Posted By Administration, Tuesday, April 8, 2008
Updated: Monday, January 13, 2014
DATE: April 8, 2008

Even though it's only been a couple of weeks since the Armory Show hitched up its wagons and left New York City, there's a real sense of anticipation about the AIPAD Photography Show happening this week. Partly this is due to New Yorkers' seemingly insatiable appetite for art fairs, but it's also because – despite the burgeoning presence of photographic work in contemporary art practice – the show's concentration on photography, both historical and contemporary, gives it a unique flavor.

There's also, of course, the quality of the pictures on display: The Association of International Photography Art Dealers was established in 1979 with the specific task of maintaining standards in photography dealership.

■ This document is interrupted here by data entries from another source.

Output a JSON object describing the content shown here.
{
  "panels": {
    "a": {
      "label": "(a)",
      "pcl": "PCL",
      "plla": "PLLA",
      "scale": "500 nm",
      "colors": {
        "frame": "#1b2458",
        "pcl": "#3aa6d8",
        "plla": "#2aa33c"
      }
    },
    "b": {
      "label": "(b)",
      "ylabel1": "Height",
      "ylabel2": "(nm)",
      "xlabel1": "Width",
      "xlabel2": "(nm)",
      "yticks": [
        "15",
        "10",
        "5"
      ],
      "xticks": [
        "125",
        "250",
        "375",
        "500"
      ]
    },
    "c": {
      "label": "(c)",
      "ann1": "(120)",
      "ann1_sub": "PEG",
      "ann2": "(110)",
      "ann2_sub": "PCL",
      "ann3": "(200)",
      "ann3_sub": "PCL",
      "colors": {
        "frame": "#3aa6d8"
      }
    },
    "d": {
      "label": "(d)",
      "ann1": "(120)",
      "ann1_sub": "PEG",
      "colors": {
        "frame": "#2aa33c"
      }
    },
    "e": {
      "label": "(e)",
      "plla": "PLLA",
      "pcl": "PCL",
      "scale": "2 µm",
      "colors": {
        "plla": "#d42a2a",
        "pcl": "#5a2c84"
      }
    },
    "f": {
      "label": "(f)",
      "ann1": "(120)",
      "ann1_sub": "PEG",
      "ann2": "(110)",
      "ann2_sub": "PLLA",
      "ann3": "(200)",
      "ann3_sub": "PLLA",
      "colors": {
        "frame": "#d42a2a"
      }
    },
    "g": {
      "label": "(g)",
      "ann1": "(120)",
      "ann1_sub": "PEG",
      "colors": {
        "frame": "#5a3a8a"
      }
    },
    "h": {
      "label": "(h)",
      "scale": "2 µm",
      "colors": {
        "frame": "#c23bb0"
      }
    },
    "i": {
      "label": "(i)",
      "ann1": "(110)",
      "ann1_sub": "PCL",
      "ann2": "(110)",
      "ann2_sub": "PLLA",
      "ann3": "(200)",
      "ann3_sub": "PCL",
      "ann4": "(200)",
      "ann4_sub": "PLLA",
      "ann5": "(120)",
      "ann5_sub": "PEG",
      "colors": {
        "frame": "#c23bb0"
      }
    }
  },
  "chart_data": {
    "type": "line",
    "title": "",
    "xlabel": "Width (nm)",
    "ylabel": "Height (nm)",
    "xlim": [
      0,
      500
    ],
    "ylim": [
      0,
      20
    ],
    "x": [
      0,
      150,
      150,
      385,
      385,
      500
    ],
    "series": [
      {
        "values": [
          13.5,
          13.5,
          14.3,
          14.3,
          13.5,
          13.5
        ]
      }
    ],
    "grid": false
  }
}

Some 75 of its current 145 members will be presenting work at the Park Avenue Armory this Thursday through Sunday (after a gala preview on Wednesday), and selecting the best won't be easy. In addition to the highlights included in the photo gallery to the left, keep an eye out for work by Reenie Barrow at Robert Burge/20th Century Photographs, Tomoko Sawada at Zabriskie, Edgar Martins and Amy Stein at Paul Kopeikin, Binh Danh at Lisa Sette, and Abelardo Morell at Bonni Benrubi. All are excellent in my opinion.